Gigasheet + Einblick: Bridging the gap between business users and data scientist

Paul Yang - April 6th, 2023

As the amount of data generated by businesses continues to increase exponentially, the ability to effectively analyze and make sense of this data has become a key factor in driving success. However, there is often a gap between business users, who often have firsthand working knowledge of the data, and data scientists, who are responsible for developing the models and algorithms used to extract insights from the data.

This is where the combination of Gigasheet's big data spreadsheet and data preparation tools and Einblick's multiplayer Python notebooks can prove to be a game changer. By integrating these two tools, businesses can bridge the gap between their business analysts and data scientists, allowing them to work together more quickly and effectively.

Gigasheet's intuitive spreadsheet-like interface allows business analysts to easily manipulate, clean, and prepare huge datasets without the need for complex programming skills. Einblick's innovative Python notebooks, on the other hand, provide data scientists with a collaborative, cloud-based platform for developing and sharing code and models.

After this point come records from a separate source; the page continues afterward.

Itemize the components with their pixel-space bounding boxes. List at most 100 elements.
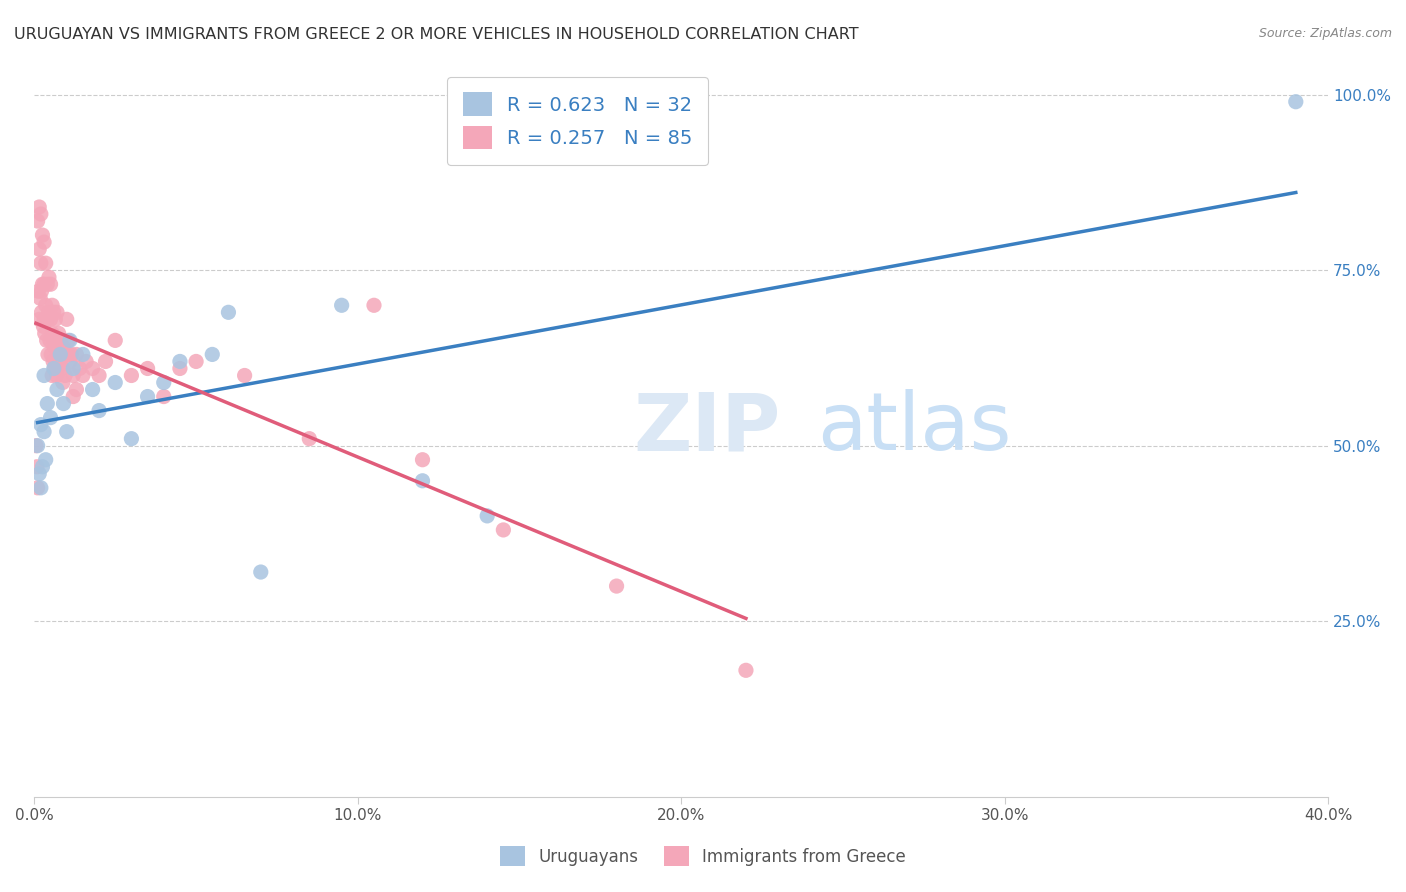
Legend: R = 0.623   N = 32, R = 0.257   N = 85: R = 0.623 N = 32, R = 0.257 N = 85 [447,77,709,165]
Immigrants from Greece [32,235,55,249]
Immigrants from Greece [152,390,174,404]
Immigrants from Greece [31,228,53,243]
Immigrants from Greece [120,368,142,383]
Immigrants from Greece [42,305,65,319]
Uruguayans [35,452,58,467]
Uruguayans [330,298,353,312]
Immigrants from Greece [31,277,53,292]
Immigrants from Greece [48,326,70,341]
Uruguayans [28,467,51,481]
Immigrants from Greece [35,298,58,312]
Uruguayans [62,361,84,376]
Text: URUGUAYAN VS IMMIGRANTS FROM GREECE 2 OR MORE VEHICLES IN HOUSEHOLD CORRELATION : URUGUAYAN VS IMMIGRANTS FROM GREECE 2 OR… [14,27,859,42]
Uruguayans [201,347,224,361]
Uruguayans [477,508,499,523]
Immigrants from Greece [30,291,52,305]
Uruguayans [152,376,174,390]
Immigrants from Greece [233,368,256,383]
Immigrants from Greece [41,326,63,341]
Immigrants from Greece [28,312,51,326]
Immigrants from Greece [48,347,70,361]
Immigrants from Greece [65,347,87,361]
Immigrants from Greece [46,361,69,376]
Immigrants from Greece [94,354,117,368]
Immigrants from Greece [49,354,72,368]
Immigrants from Greece [34,326,56,341]
Immigrants from Greece [55,312,77,326]
Immigrants from Greece [41,368,63,383]
Uruguayans [32,425,55,439]
Immigrants from Greece [87,368,110,383]
Immigrants from Greece [60,347,83,361]
Uruguayans [169,354,191,368]
Immigrants from Greece [42,334,65,348]
Immigrants from Greece [31,285,53,299]
Immigrants from Greece [38,305,60,319]
Immigrants from Greece [37,277,59,292]
Immigrants from Greece [82,361,104,376]
Uruguayans [72,347,94,361]
Immigrants from Greece [492,523,515,537]
Immigrants from Greece [38,334,60,348]
Immigrants from Greece [27,285,49,299]
Immigrants from Greece [51,340,73,354]
Text: atlas: atlas [817,389,1011,467]
Immigrants from Greece [62,368,84,383]
Uruguayans [1285,95,1308,109]
Uruguayans [120,432,142,446]
Immigrants from Greece [44,354,66,368]
Immigrants from Greece [58,347,80,361]
Immigrants from Greece [38,270,60,285]
Immigrants from Greece [45,368,67,383]
Uruguayans [31,459,53,474]
Uruguayans [104,376,127,390]
Uruguayans [42,361,65,376]
Immigrants from Greece [58,334,80,348]
Uruguayans [55,425,77,439]
Text: Source: ZipAtlas.com: Source: ZipAtlas.com [1258,27,1392,40]
Uruguayans [46,383,69,397]
Legend: Uruguayans, Immigrants from Greece: Uruguayans, Immigrants from Greece [492,838,914,875]
Immigrants from Greece [735,663,758,677]
Uruguayans [30,417,52,432]
Immigrants from Greece [25,459,48,474]
Immigrants from Greece [28,200,51,214]
Immigrants from Greece [39,347,62,361]
Immigrants from Greece [32,277,55,292]
Immigrants from Greece [48,334,70,348]
Immigrants from Greece [30,256,52,270]
Immigrants from Greece [55,347,77,361]
Immigrants from Greece [42,354,65,368]
Uruguayans [87,403,110,417]
Immigrants from Greece [27,214,49,228]
Immigrants from Greece [31,305,53,319]
Uruguayans [249,565,271,579]
Immigrants from Greece [35,256,58,270]
Immigrants from Greece [25,439,48,453]
Immigrants from Greece [363,298,385,312]
Immigrants from Greece [32,312,55,326]
Immigrants from Greece [49,334,72,348]
Immigrants from Greece [136,361,159,376]
Immigrants from Greece [65,383,87,397]
Uruguayans [27,439,49,453]
Immigrants from Greece [41,298,63,312]
Uruguayans [39,410,62,425]
Immigrants from Greece [298,432,321,446]
Uruguayans [52,396,75,410]
Immigrants from Greece [37,347,59,361]
Uruguayans [412,474,434,488]
Immigrants from Greece [27,481,49,495]
Immigrants from Greece [104,334,127,348]
Immigrants from Greece [39,312,62,326]
Immigrants from Greece [44,340,66,354]
Immigrants from Greece [69,361,91,376]
Uruguayans [136,390,159,404]
Immigrants from Greece [28,242,51,256]
Immigrants from Greece [59,354,82,368]
Immigrants from Greece [184,354,207,368]
Immigrants from Greece [32,319,55,334]
Immigrants from Greece [169,361,191,376]
Immigrants from Greece [30,207,52,221]
Immigrants from Greece [35,334,58,348]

When the two come together, the real magic happens.

Best of all, both Einblick and Gigasheet offer free tiers.

Business users can leverage Gigasheet to prepare and clean their data on their own, before sharing it with data scientists who can then use Einblick's deep data science capabilities to extract insights from the data. This seamless collaboration cuts out the back-and-forth between the two teams yielding rapid, accurate insights, as well as increased efficiency and productivity for the business.

Jump to the end or click here to watch a walkthrough, or read on for the step-by-step.

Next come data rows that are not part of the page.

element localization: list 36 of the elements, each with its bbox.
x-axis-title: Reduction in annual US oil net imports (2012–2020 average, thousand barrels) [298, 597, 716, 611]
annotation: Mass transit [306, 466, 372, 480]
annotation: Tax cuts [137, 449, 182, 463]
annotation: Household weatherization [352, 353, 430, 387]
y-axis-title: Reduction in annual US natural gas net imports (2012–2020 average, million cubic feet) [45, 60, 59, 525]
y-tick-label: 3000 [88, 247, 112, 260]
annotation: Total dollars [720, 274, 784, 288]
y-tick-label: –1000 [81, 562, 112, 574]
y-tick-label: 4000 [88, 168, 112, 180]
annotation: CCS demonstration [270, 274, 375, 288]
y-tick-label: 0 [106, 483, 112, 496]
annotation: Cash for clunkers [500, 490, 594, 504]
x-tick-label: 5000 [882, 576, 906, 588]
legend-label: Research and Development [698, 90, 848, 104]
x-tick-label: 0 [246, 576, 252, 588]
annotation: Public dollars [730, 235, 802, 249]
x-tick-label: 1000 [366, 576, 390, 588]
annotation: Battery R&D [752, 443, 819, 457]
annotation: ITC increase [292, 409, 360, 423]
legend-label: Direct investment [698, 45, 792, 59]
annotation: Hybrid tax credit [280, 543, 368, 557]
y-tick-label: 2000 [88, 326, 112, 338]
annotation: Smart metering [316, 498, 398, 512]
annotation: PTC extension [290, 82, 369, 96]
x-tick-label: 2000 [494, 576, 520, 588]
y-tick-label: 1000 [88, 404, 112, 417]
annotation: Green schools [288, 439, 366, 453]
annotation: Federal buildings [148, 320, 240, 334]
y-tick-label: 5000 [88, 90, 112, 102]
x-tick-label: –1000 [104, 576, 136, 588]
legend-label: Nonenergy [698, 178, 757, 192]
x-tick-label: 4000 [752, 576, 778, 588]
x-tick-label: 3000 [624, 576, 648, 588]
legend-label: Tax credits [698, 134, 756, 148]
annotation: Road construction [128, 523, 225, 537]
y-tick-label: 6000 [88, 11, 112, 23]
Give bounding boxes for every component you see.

Inventory + Forecasting Let’s Do It

In this example, the inventory team wants to work with the data science team to develop a forecast for our best-selling product. At the same time, we also have the ability to leverage the cleansed data for other applications including sharing with marketing and anybody else as well.

Data Prep In Gigasheet

We’ll start with 2 files from separate different online order management systems that span several years and millions of transactions. In this case we’ve recently migrated between systems and have some overlap between our data sets. Further complicating matters, the data is exported in different formats. It was originally in XLS, but more recently we’ve moved to an order management system which exports the data as JSON. In total all of these files amount to just over 1GB of data, and more than 4.8 million rows – far beyond the row limits of Excel or Google Sheets.

You can explore the data files we’re using here: https://app.gigasheet.com/datasets?folder=ef661987_54bf_4959_b7f3_b4de481c7655.

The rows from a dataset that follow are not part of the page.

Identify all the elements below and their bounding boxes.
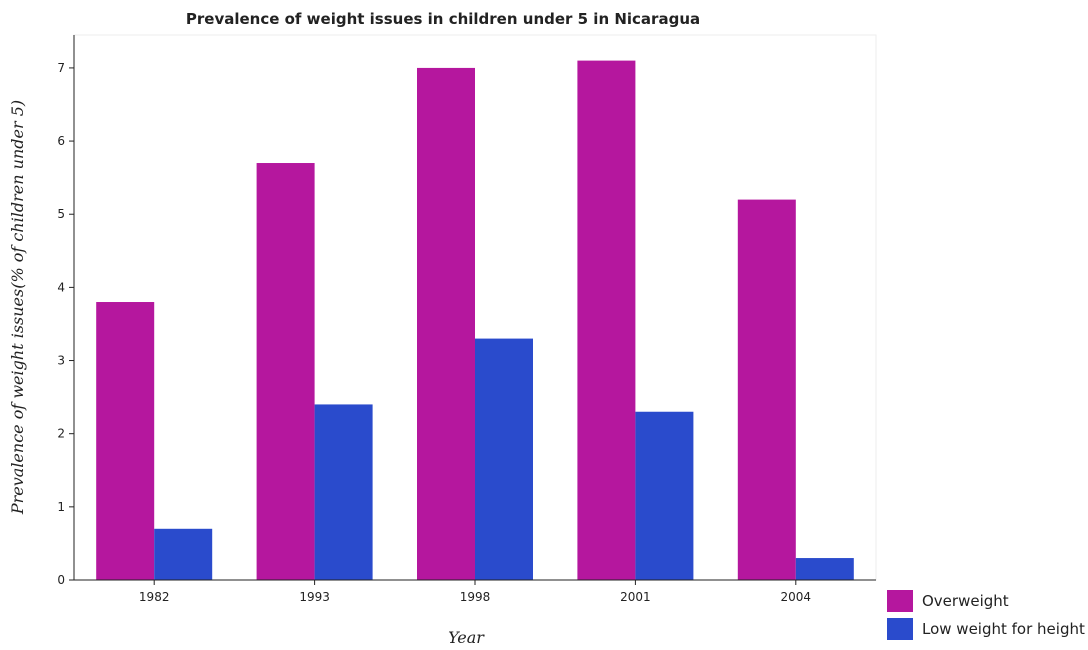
x-axis-label: Year: [448, 628, 485, 647]
x-tick-label: 2004: [781, 590, 812, 604]
bar-overweight-1993: [256, 163, 315, 580]
y-tick-label: 6: [57, 134, 65, 148]
bar-overweight-1982: [96, 302, 155, 580]
bar-overweight-2004: [737, 199, 796, 580]
bar-overweight-2001: [577, 60, 636, 581]
bar-low-weight-for-height-1998: [475, 338, 533, 580]
bar-low-weight-for-height-1993: [314, 404, 373, 580]
legend-swatch-low-weight-for-height: [887, 618, 913, 640]
y-tick-label: 5: [57, 207, 65, 221]
y-tick-label: 0: [57, 573, 65, 587]
y-tick-label: 7: [57, 61, 65, 75]
x-tick-label: 2001: [620, 590, 651, 604]
legend: Overweight Low weight for height: [887, 590, 1085, 640]
legend-label-overweight: Overweight: [922, 592, 1009, 610]
x-tick-label: 1982: [139, 590, 170, 604]
legend-label-low-weight-for-height: Low weight for height: [922, 620, 1085, 638]
bar-overweight-1998: [417, 67, 475, 581]
legend-swatch-overweight: [887, 590, 913, 612]
bar-low-weight-for-height-2004: [795, 558, 854, 580]
x-axis: 1982 1993 1998 2001 2004: [74, 579, 876, 604]
y-tick-label: 1: [57, 500, 65, 514]
y-tick-label: 4: [57, 280, 65, 294]
x-tick-label: 1993: [299, 590, 330, 604]
y-axis-label: Prevalence of weight issues(% of childre…: [8, 100, 27, 515]
x-tick-label: 1998: [460, 590, 491, 604]
chart-title: Prevalence of weight issues in children …: [186, 10, 700, 28]
y-axis: 0 1 2 3 4 5 6 7: [57, 35, 75, 587]
y-tick-label: 3: [57, 354, 65, 368]
bar-low-weight-for-height-2001: [635, 411, 694, 580]
plot-area: [73, 34, 877, 581]
y-tick-label: 2: [57, 427, 65, 441]
bar-low-weight-for-height-1982: [154, 528, 213, 580]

Under typical circumstances a marketing analyst would need help from a data team to prepare this data for analysis, but with Gigasheet this is as easy as using a spreadsheet.

First we can see the files contain sales transaction data. The legacy online sales system previously used exported data in Excel, and this data totals to about 440k rows. The current online sales system exports transaction data in JSON. It’s also worth noting that there is some overlap between the two systems, as they were run in parallel during the cutover process. We want to make sure that we aren’t counting duplicate transactions in our data.

Next we see we want to combine these files, but to do that the columns must match. After upload the JSON we see Gigasheet automatically flattens the JSON to a tabular CSV. We can easily compare the columns between the Excel file and the JSON, and remove the columns that don’t match from the JSON.

Once the column order and data types match, we can use the Combine Files function in the Library to create a unified data set. Now we can review this consolidated data and use the Remove Duplicates data cleanup tool to remove any duplicated rows of transaction data. And finally we’ll filter to just orders in the relevant time period for this project.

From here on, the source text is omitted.